The uC/PC data transfer protocol is a simple protocol to exchange data between a PC and a PIC over the UART. The example given below and implemented in this library applies to the PIC24/dsPIC33 series, though porting it to other microcontrollers is straightforward.
Easy to use: no setup required to send variables; integrates with ISRs seamlessly by using getch/putch rather than direct assignment to UxRXREG/UxTXREG. Receive requires setup and returns a non-protocol character read or a variable read.
Excellent error reporting: PIC defines the protocol, pushing most errors onto the PC. Timeouts on the PIC and PC help spot errors. The PIC reports errors via text messages, which flow through to the PC.
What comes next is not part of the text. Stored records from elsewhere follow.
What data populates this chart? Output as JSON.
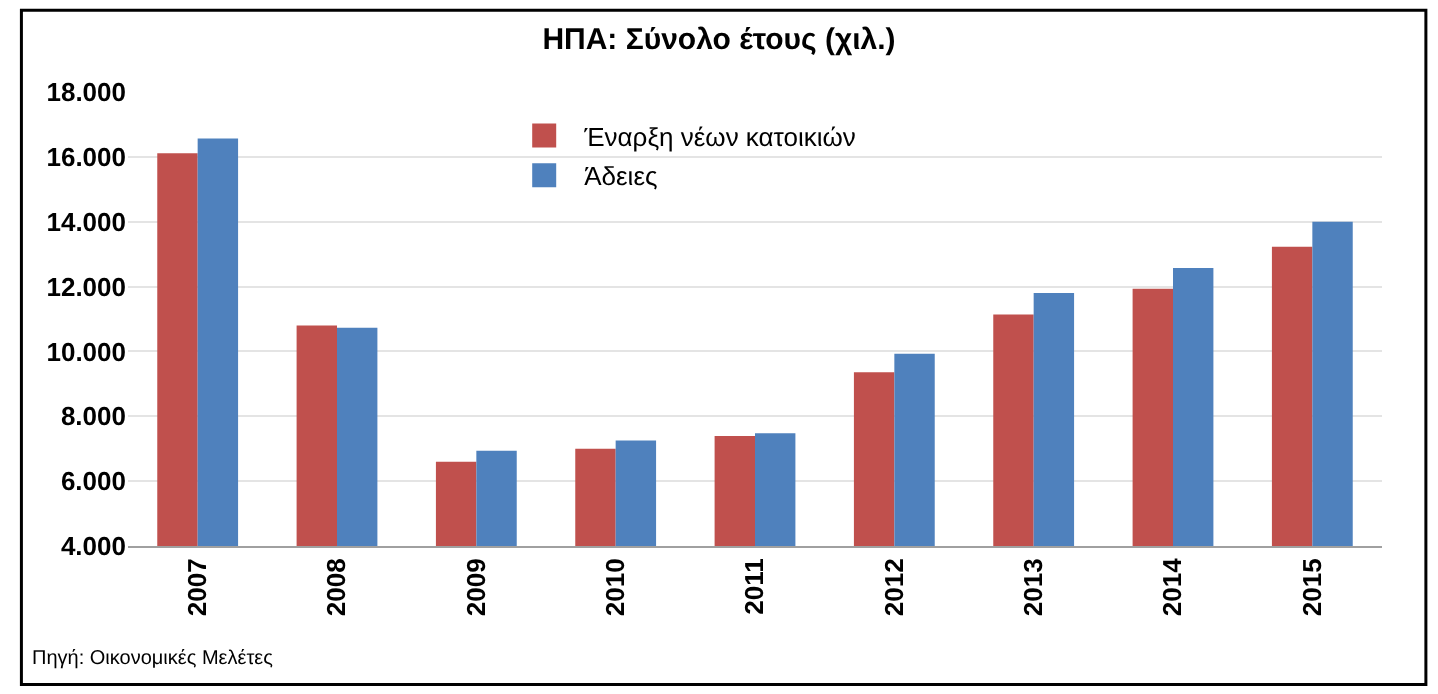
{
  "chart_data": {
    "type": "bar",
    "title": "ΗΠΑ: Σύνολο έτους (χιλ.)",
    "categories": [
      "2007",
      "2008",
      "2009",
      "2010",
      "2011",
      "2012",
      "2013",
      "2014",
      "2015"
    ],
    "series": [
      {
        "name": "Έναρξη νέων κατοικιών",
        "color": "#c0504d",
        "values": [
          16110,
          10800,
          6600,
          7000,
          7390,
          9360,
          11140,
          11930,
          13230
        ]
      },
      {
        "name": "Άδειες",
        "color": "#4f81bd",
        "values": [
          16570,
          10730,
          6940,
          7250,
          7480,
          9930,
          11800,
          12570,
          14000
        ]
      }
    ],
    "ylim": [
      4000,
      18000
    ],
    "yticks": [
      {
        "value": 4000,
        "label": "4.000"
      },
      {
        "value": 6000,
        "label": "6.000"
      },
      {
        "value": 8000,
        "label": "8.000"
      },
      {
        "value": 10000,
        "label": "10.000"
      },
      {
        "value": 12000,
        "label": "12.000"
      },
      {
        "value": 14000,
        "label": "14.000"
      },
      {
        "value": 16000,
        "label": "16.000"
      },
      {
        "value": 18000,
        "label": "18.000"
      }
    ],
    "grid": "y",
    "legend": "top",
    "annotations": [
      "Πηγή: Οικονομικές Μελέτες"
    ]
  }
}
Reasonably efficient (> 100 Hz). Two bytes of overhead per variable (start, type).
Minimal PIC memory requirements: one pointer, one uint8_t, one bit per variable.
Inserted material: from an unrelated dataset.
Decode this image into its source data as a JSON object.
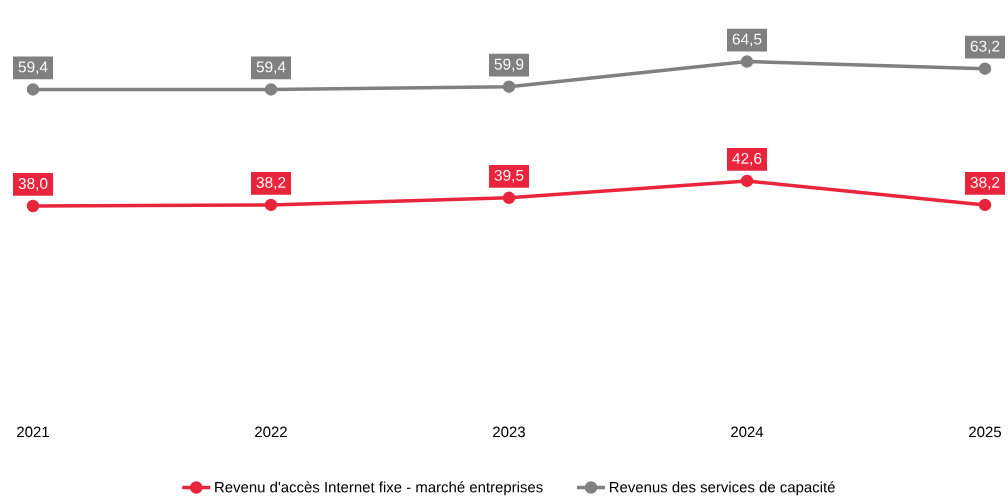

Can send/receive data in any order (not a fixed sequence): sendVar in any order, receiveVar receives any var (or even a non-protocol character, to make interaction via a menu work)
Error cases
Timeout during received of a variable. In this case, the variable is only partially assigned; the PIC is reset, while the PC reports an error.
Sending in an ISR, which could cause timing problems. Fixing this really needs a trace buffer implementation.
Index of variable not the same between PIC and PC. The PIC names variables; the PC likewise only allows access to variables of the same name. However, the PC code will enforce variable name to number mapping, making this fairly uncommon (if the same name occurs twice, there's a problem).
l = length (1-4 bytes, encoded as 0-3)/special code. Special codes:
code = 0: escaped CMD_TOKEN : this is the value CMD_TOKEN, not the start of a command.
code = 1: long var
code = 2-3: Variable specification: data is size (1 byte), format string, name, description (all zero-terminated). Code 2: send only var (PC may not modify); code 3: send/receive var.
Only the PIC can send codes 2-3.
For all but code 0, data = varNum (1 byte), length (1 byte), data (of length bytes). varNum must be between 1 and NUM_XFER_VARS.
For non-special, data is len bytes. For special: see above. All lengths are len + 1, e.g. len = 0 is 1 byte, etc.
Sending a CMD_TOKEN, whether inside a protocol packet or as a character not in a packet, must always be escaped with a CMD_TOKENESCAPED_CMD.